With a quick look, N&W had seventeen trawlers in the mid 1920s all with names from their Japanese association.
ASAMA, CHIYO, FUJI, HATANO, HATSUSE, HIROSE, IJUIN, KUNISHI, KYOTO, MIKASA, NODZU, NOGI, OYAMA, SETTSU, SUMA, TAMURA and YEZO.
Gil.


----------



## Tom60 (Jul 19, 2012)

I have no info about Neale. And West. I am trying to find acces to the Kadoma's log book I need info on a past family members death at sea in June 1914. But I do't know where to start.
I will pass on any info that comes my way tho.
Tom


----------



## gil mayes (Nov 20, 2006)

Tom60
If you contact the milford site, www.milfordtrawlers.org.uk Barry J may be able to point you in the right direction.
Gil.


----------



## jamesk (Jan 24, 2015)

Sorry to bring up an old thread. I'm researching an airliner that ditched into the sea west of Ireland in 1949. The Stalberg was first on the scene and initiated the rescue of most of the passengers and crew. A Castletownbere man was on watch that night, Tim Harrington. 

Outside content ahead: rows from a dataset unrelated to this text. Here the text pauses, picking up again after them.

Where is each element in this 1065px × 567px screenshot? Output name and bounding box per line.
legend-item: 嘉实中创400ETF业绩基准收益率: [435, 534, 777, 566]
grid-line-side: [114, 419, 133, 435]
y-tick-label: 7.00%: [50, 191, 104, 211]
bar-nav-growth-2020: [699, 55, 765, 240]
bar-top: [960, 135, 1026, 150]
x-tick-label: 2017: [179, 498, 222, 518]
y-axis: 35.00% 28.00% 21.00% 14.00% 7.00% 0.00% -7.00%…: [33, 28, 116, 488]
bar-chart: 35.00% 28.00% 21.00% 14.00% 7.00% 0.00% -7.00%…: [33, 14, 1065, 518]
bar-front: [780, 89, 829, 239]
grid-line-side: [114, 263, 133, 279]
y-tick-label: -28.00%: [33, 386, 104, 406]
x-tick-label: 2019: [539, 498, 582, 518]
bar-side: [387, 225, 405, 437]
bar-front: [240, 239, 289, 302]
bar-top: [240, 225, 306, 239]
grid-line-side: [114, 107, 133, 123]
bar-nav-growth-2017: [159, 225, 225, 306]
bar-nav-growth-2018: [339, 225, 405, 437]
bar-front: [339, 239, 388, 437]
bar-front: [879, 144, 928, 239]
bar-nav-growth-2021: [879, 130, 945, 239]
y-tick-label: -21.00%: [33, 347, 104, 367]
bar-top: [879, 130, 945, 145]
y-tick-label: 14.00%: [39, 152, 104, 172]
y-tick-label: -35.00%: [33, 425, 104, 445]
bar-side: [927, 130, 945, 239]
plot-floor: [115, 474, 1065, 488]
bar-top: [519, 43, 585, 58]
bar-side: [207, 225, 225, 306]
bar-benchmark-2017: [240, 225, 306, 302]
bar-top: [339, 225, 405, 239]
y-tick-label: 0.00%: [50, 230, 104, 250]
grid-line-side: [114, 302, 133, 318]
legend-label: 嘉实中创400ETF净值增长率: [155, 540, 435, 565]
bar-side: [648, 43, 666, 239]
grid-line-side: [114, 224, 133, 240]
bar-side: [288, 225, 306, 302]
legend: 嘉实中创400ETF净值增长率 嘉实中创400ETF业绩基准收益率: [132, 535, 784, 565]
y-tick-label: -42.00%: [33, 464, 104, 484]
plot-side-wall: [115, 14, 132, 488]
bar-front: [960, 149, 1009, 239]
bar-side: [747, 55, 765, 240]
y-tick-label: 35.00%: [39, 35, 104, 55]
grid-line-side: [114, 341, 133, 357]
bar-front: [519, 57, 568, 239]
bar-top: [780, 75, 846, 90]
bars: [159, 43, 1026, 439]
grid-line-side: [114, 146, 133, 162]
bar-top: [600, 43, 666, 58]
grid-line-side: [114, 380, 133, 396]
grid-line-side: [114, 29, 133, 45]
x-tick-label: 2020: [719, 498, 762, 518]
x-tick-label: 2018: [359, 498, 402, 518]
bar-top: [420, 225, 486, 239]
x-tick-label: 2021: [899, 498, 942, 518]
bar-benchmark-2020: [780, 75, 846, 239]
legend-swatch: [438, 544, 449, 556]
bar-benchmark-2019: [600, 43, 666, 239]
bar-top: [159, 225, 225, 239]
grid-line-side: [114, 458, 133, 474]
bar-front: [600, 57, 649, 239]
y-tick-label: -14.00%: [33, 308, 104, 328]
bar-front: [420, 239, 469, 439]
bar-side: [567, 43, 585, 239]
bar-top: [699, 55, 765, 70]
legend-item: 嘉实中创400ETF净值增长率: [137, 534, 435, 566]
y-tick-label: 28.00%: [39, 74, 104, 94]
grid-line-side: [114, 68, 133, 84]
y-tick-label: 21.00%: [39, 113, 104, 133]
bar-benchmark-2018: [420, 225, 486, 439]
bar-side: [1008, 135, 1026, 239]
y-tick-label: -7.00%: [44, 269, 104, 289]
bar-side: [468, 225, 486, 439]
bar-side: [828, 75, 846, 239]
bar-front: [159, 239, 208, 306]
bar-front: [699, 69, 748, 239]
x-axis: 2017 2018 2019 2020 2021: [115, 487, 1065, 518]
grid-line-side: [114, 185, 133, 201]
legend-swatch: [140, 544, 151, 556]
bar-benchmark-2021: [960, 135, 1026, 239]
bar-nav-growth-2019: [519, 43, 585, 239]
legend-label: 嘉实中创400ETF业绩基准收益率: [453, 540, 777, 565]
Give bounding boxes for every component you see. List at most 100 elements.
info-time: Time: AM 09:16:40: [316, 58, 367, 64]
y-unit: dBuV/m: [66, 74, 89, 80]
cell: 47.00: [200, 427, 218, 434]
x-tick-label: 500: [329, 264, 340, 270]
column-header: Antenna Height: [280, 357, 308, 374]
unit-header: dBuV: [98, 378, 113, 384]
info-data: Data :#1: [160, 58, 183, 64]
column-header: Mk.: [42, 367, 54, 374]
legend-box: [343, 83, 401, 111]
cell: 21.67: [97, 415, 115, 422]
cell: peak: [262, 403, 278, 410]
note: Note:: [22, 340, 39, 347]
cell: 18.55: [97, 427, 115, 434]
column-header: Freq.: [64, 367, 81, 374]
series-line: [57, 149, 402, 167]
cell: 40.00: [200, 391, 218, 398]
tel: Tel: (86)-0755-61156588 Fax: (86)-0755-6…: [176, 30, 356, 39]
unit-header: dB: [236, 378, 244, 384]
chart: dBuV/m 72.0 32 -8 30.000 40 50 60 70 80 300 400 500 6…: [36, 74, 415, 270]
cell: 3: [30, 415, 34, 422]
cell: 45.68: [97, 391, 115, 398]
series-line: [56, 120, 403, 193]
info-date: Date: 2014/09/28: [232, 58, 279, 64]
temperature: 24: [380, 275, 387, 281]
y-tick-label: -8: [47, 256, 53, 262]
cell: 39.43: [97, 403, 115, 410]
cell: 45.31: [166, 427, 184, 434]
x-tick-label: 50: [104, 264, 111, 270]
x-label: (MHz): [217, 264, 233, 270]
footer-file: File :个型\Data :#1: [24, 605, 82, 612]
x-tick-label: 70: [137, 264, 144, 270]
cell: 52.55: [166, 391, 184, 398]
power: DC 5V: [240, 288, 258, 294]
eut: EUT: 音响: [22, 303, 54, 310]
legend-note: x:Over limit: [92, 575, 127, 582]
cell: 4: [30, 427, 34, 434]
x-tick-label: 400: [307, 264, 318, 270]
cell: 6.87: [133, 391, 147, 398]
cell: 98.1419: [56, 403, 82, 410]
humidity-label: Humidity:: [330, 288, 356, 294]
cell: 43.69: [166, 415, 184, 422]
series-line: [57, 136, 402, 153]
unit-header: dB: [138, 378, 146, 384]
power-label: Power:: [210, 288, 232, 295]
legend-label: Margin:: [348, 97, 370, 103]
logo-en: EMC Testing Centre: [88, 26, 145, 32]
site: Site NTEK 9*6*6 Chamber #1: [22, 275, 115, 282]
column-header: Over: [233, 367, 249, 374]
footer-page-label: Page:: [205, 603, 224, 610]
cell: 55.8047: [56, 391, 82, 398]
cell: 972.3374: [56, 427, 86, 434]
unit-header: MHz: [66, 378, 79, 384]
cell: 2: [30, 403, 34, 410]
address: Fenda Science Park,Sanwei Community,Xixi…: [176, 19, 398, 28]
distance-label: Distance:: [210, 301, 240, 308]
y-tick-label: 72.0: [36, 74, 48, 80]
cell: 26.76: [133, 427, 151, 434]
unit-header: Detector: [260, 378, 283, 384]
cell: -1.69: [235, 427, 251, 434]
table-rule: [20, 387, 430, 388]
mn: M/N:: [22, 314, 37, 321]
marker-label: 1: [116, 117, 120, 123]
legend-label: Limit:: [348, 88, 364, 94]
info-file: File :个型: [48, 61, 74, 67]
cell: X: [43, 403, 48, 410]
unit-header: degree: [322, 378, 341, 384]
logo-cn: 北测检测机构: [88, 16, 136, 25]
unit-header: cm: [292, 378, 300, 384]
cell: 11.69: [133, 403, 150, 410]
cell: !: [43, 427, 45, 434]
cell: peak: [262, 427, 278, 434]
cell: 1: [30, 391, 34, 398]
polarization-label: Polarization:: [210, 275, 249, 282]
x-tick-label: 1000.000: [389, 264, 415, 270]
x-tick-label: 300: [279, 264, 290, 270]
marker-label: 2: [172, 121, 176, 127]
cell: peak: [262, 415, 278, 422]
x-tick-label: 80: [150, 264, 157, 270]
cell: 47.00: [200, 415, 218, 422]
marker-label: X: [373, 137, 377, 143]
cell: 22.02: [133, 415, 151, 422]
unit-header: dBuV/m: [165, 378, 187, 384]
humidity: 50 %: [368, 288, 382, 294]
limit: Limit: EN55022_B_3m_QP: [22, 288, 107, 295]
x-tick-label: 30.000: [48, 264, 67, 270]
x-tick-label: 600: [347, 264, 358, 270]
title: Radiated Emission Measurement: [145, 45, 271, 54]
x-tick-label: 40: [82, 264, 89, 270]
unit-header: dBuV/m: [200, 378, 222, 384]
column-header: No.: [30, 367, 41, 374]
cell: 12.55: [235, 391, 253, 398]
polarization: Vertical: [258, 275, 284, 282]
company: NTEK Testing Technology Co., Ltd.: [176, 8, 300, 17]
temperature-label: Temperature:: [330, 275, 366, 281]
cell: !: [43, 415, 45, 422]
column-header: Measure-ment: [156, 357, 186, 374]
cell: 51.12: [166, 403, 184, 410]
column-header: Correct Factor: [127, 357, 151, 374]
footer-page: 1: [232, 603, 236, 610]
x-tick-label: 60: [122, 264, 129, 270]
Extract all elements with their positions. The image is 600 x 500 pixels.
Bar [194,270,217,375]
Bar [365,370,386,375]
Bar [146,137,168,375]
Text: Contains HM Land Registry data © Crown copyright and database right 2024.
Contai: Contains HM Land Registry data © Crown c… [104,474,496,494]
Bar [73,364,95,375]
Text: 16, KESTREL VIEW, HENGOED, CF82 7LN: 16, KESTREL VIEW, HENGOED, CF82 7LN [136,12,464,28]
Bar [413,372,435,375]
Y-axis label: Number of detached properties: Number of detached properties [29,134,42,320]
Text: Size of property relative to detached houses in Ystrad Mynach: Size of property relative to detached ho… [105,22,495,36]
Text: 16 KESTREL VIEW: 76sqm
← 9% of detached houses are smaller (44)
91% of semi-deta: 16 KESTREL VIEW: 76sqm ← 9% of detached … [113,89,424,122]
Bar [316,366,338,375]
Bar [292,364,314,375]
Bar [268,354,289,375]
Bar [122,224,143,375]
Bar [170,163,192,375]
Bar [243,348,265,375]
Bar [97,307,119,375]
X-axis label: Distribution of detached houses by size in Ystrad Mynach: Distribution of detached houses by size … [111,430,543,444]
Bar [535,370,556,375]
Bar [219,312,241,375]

I would love to hear any information or stories about the Stalberg and this incident that has largely been forgotten in time. I think the captain was possibly Alfred Stanley Brown.






Jacktar1 said:


> BOBimp......brought back many old memories, remember the "Castle" trawlers well, I used to wander around the fish market at the old South Dock. One of my friend's father was Skipper of the S/T STALBERG operating out of Swansea, name was Jack White. The Stalberg landed a record trip of 1,380 boxes of hake at Swansea in April 1946 ! There was another company which operated two or three trawlers out of Swansea the same time, cannot remember the company's name........the owner was a Barny Easton who also ran a scrap company in the Strand, Swansea. They had a green hull.
> Many times I saw Barny pull up in his big old car alongside the South Dock locks and dump a few of his crew on board one of his trawlers that was already in the locks waiting to lock out !
> 
> Cheers.....Glan (K)


----------